Interpreting the First Amendment of the Constitution Essay

Custom Student Mr. Teacher ENG 1001-04 30 September 2016

Interpreting the First Amendment of the Constitution

The notion of being free to choose whatever religion a citizen wants to posses is notoriously known to be a liberty dictated by the first amendment. “Congress shall make no law respecting an establishment of religion, or prohibiting the free exercise thereof,” (A-18 Brinkley) are the famous words of the constitution. Yet, this same law also states that the legislative branch of the U. S. government does not have the authority to favor one religion over the other. In fact, it dictates that the government must remain secular when it comes to the affairs of religion as it cannot respect any one particular religion over another.

Thus, there can never be a national religion, an American version of the Anglican Church, as it would hinder the government from preserving the freedom to choose between religions.
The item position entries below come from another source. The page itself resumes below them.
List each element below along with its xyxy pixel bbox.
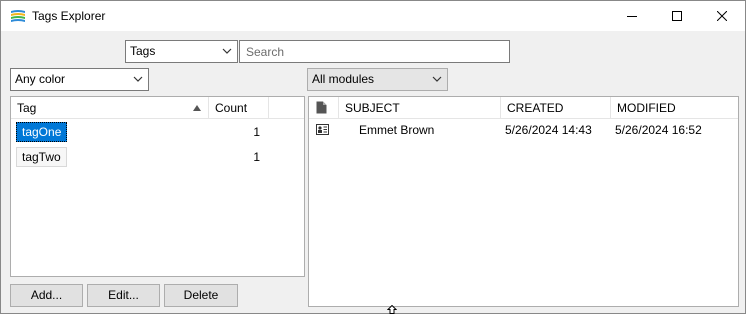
minimize-button[interactable]: [609, 1, 655, 31]
tag-column-label: Tag: [17, 101, 37, 115]
tags-explorer-window: Tags Explorer Tags Any color All modules…: [0, 0, 746, 314]
created-column-header[interactable]: CREATED: [501, 97, 611, 119]
created-column-label: CREATED: [507, 101, 564, 115]
modified-column-label: MODIFIED: [617, 101, 676, 115]
subject-column-label: SUBJECT: [345, 101, 400, 115]
created-cell: 5/26/2024 14:43: [505, 123, 592, 137]
contact-card-icon: [316, 124, 329, 135]
items-list[interactable]: SUBJECT CREATED MODIFIED Emmet Brown 5/2…: [308, 96, 739, 307]
subject-cell: Emmet Brown: [359, 123, 435, 137]
tag-label: tagOne: [22, 125, 62, 139]
document-icon: [316, 101, 327, 114]
tag-label: tagTwo: [22, 150, 61, 164]
resize-grip-icon[interactable]: [387, 305, 397, 314]
modified-column-header[interactable]: MODIFIED: [611, 97, 739, 119]
count-column-label: Count: [215, 101, 248, 115]
type-column-header[interactable]: [309, 97, 339, 119]
chevron-down-icon: [432, 76, 442, 82]
module-filter-value: All modules: [312, 72, 375, 86]
close-icon: [717, 11, 727, 21]
window-title: Tags Explorer: [32, 9, 106, 23]
module-filter-select[interactable]: All modules: [307, 68, 448, 91]
sort-ascending-icon: [193, 105, 201, 111]
search-field[interactable]: [239, 40, 510, 63]
title-bar[interactable]: Tags Explorer: [1, 1, 745, 31]
scope-select-value: Tags: [130, 44, 156, 58]
tags-list[interactable]: Tag Count tagOne 1 tagTwo 1: [10, 96, 305, 277]
tags-list-header: Tag Count: [11, 97, 304, 119]
chevron-down-icon: [133, 76, 143, 82]
maximize-button[interactable]: [654, 1, 700, 31]
subject-column-header[interactable]: SUBJECT: [339, 97, 501, 119]
color-filter-value: Any color: [15, 72, 66, 86]
delete-button[interactable]: Delete: [164, 284, 238, 307]
table-row[interactable]: Emmet Brown 5/26/2024 14:43 5/26/2024 16…: [309, 120, 738, 140]
modified-cell: 5/26/2024 16:52: [615, 123, 702, 137]
search-input[interactable]: [240, 41, 509, 62]
count-column-header[interactable]: Count: [209, 97, 269, 119]
scope-select[interactable]: Tags: [125, 40, 238, 63]
color-filter-select[interactable]: Any color: [10, 68, 149, 91]
tag-chip-tagtwo[interactable]: tagTwo: [16, 147, 67, 167]
edit-button[interactable]: Edit...: [87, 284, 160, 307]
close-button[interactable]: [699, 1, 745, 31]
tag-chip-tagone[interactable]: tagOne: [16, 122, 68, 142]
app-logo-icon: [11, 10, 25, 22]
tag-count: 1: [253, 125, 260, 139]
tag-column-header[interactable]: Tag: [11, 97, 209, 119]
minimize-icon: [627, 16, 637, 17]
add-button[interactable]: Add...: [10, 284, 83, 307]
items-list-header: SUBJECT CREATED MODIFIED: [309, 97, 738, 119]
tag-count: 1: [253, 150, 260, 164]
chevron-down-icon: [222, 48, 232, 54]
maximize-icon: [672, 11, 682, 21]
The other liberties guaranteed by this amendment were the rights of speech, the press, “or the right of the people peaceably to assemble, and petition the Government for a redress of grievances” (A-18 Brinkley). These are all liberties that allow for the citizens of the nation to protest the government. Civilians can protest through their speech, which may hold accusatory claims against the government, in public areas.
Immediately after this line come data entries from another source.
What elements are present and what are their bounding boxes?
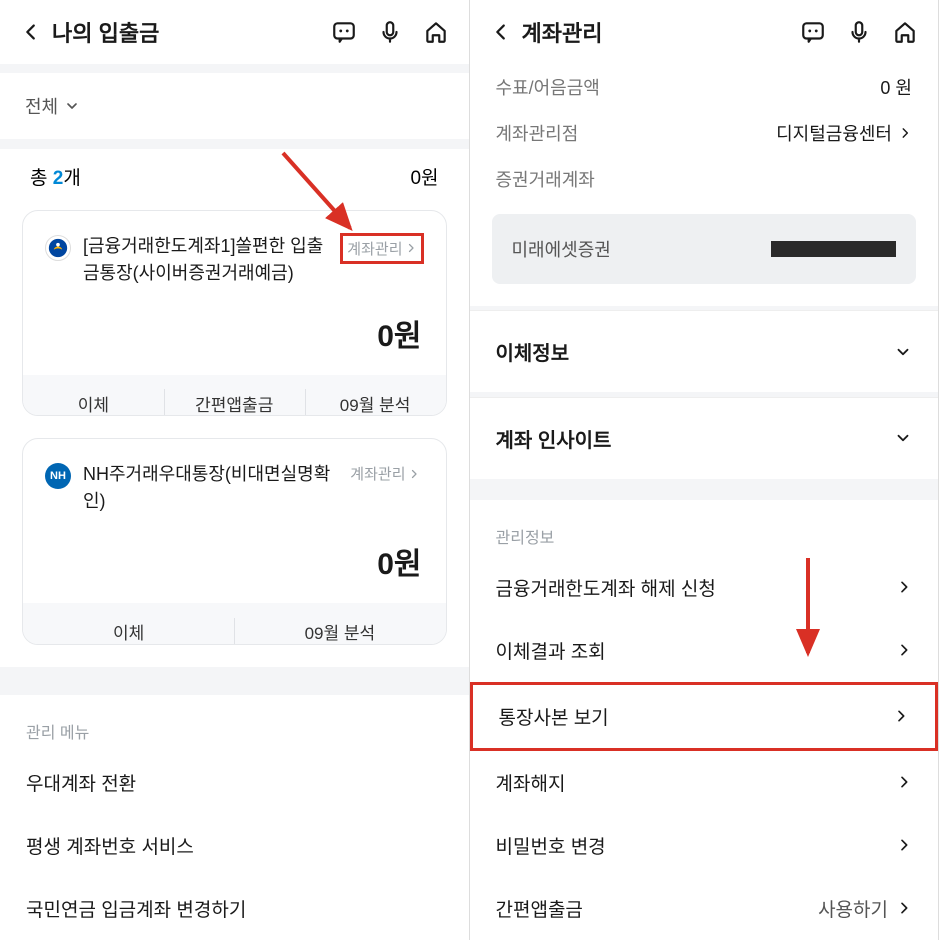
transfer-info-expander[interactable]: 이체정보: [470, 310, 939, 392]
chatbot-icon[interactable]: [331, 19, 357, 45]
total-pre: 총: [30, 168, 53, 189]
bank-logo-shinhan: [45, 235, 71, 261]
account-name: [금융거래한도계좌1]쏠편한 입출금통장(사이버증권거래예금): [83, 233, 328, 287]
mgmt-transfer-result[interactable]: 이체결과 조회: [470, 619, 939, 682]
chevron-right-icon: [896, 579, 912, 595]
mgmt-bankbook-copy[interactable]: 통장사본 보기: [470, 682, 939, 751]
expander-label: 이체정보: [496, 337, 570, 366]
filter-dropdown[interactable]: 전체: [0, 73, 469, 139]
home-icon[interactable]: [423, 19, 449, 45]
account-insight-expander[interactable]: 계좌 인사이트: [470, 397, 939, 479]
menu-text: 평생 계좌번호 서비스: [26, 832, 194, 859]
balance: 0원: [23, 287, 446, 375]
transfer-button[interactable]: 이체: [23, 375, 164, 417]
chevron-right-icon: [896, 642, 912, 658]
account-card: [금융거래한도계좌1]쏠편한 입출금통장(사이버증권거래예금) 계좌관리 0원 …: [22, 210, 447, 417]
chevron-right-icon: [898, 126, 912, 140]
mgmt-label: 계좌관리: [347, 238, 402, 259]
home-icon[interactable]: [892, 19, 918, 45]
menu-text: 계좌해지: [496, 769, 566, 796]
account-manage-link[interactable]: 계좌관리: [340, 233, 423, 264]
menu-lifetime-account[interactable]: 평생 계좌번호 서비스: [0, 814, 469, 877]
menu-text: 통장사본 보기: [499, 703, 609, 730]
info-value: 0 원: [880, 74, 912, 100]
mgmt-limit-release[interactable]: 금융거래한도계좌 해제 신청: [470, 556, 939, 619]
header: 나의 입출금: [0, 0, 469, 64]
page-title: 계좌관리: [522, 16, 791, 48]
menu-text: 금융거래한도계좌 해제 신청: [496, 574, 716, 601]
menu-action-text: 사용하기: [818, 895, 888, 922]
info-row-securities: 증권거래계좌: [470, 156, 939, 202]
quick-withdraw-button[interactable]: 간편앱출금: [164, 375, 305, 417]
mgmt-change-password[interactable]: 비밀번호 변경: [470, 814, 939, 877]
mic-icon[interactable]: [377, 19, 403, 45]
menu-text: 이체결과 조회: [496, 637, 606, 664]
account-manage-link[interactable]: 계좌관리: [346, 461, 423, 486]
redacted-bar: [771, 241, 896, 257]
analysis-button[interactable]: 09월 분석: [305, 375, 446, 417]
menu-pension-account[interactable]: 국민연금 입금계좌 변경하기: [0, 877, 469, 940]
info-value: 디지털금융센터: [776, 120, 892, 146]
menu-section-label: 관리 메뉴: [0, 695, 469, 751]
info-key: 계좌관리점: [496, 120, 579, 146]
mgmt-section-label: 관리정보: [470, 500, 939, 556]
expander-label: 계좌 인사이트: [496, 424, 612, 453]
bank-logo-nh: NH: [45, 463, 71, 489]
analysis-button[interactable]: 09월 분석: [234, 603, 445, 645]
info-key: 수표/어음금액: [496, 74, 600, 100]
account-name: NH주거래우대통장(비대면실명확인): [83, 461, 334, 515]
menu-text: 국민연금 입금계좌 변경하기: [26, 895, 246, 922]
mgmt-quick-withdraw[interactable]: 간편앱출금 사용하기: [470, 877, 939, 940]
chevron-right-icon: [896, 774, 912, 790]
balance: 0원: [23, 515, 446, 603]
filter-label: 전체: [25, 93, 58, 119]
total-post: 개: [63, 168, 80, 189]
header: 계좌관리: [470, 0, 939, 64]
chevron-down-icon: [894, 429, 912, 447]
chevron-right-icon: [405, 242, 417, 254]
total-count: 2: [53, 168, 64, 189]
info-row-branch[interactable]: 계좌관리점 디지털금융센터: [470, 110, 939, 156]
chevron-down-icon: [64, 98, 80, 114]
chatbot-icon[interactable]: [800, 19, 826, 45]
account-card: NH NH주거래우대통장(비대면실명확인) 계좌관리 0원 이체 09월 분석: [22, 438, 447, 645]
mgmt-close-account[interactable]: 계좌해지: [470, 751, 939, 814]
info-row-check-amount: 수표/어음금액 0 원: [470, 64, 939, 110]
menu-prime-account[interactable]: 우대계좌 전환: [0, 751, 469, 814]
back-icon[interactable]: [490, 21, 512, 43]
info-key: 증권거래계좌: [496, 166, 595, 192]
summary: 총 2개 0원: [0, 149, 469, 210]
menu-text: 간편앱출금: [496, 895, 583, 922]
chevron-right-icon: [408, 468, 420, 480]
chevron-right-icon: [896, 900, 912, 916]
securities-name: 미래에셋증권: [512, 236, 611, 262]
menu-text: 비밀번호 변경: [496, 832, 606, 859]
transfer-button[interactable]: 이체: [23, 603, 234, 645]
chevron-right-icon: [893, 708, 909, 724]
mgmt-label: 계좌관리: [350, 463, 405, 484]
left-pane: 나의 입출금 전체 총 2개 0원: [0, 0, 470, 940]
total-amount: 0원: [410, 163, 438, 190]
menu-text: 우대계좌 전환: [26, 769, 136, 796]
right-pane: 계좌관리 수표/어음금액 0 원 계좌관리점 디지털금융센터 증권거래계좌 미래…: [470, 0, 939, 940]
back-icon[interactable]: [20, 21, 42, 43]
page-title: 나의 입출금: [52, 16, 321, 48]
mic-icon[interactable]: [846, 19, 872, 45]
securities-box: 미래에셋증권: [492, 214, 917, 284]
chevron-right-icon: [896, 837, 912, 853]
chevron-down-icon: [894, 343, 912, 361]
Americans are allowed the right to publish grievances in the press, free of censorship from a legislative body, as well. These are liberties that allow for organizations to spread information and knowledge over any form of tyranny they may feel the government bestows onto the population. These are also lubricating actions that more easily allow for assemblies to form and confront the government over such issues. Really, the amendment is a formula for allowing the civilian populous to restrain the authority of the government.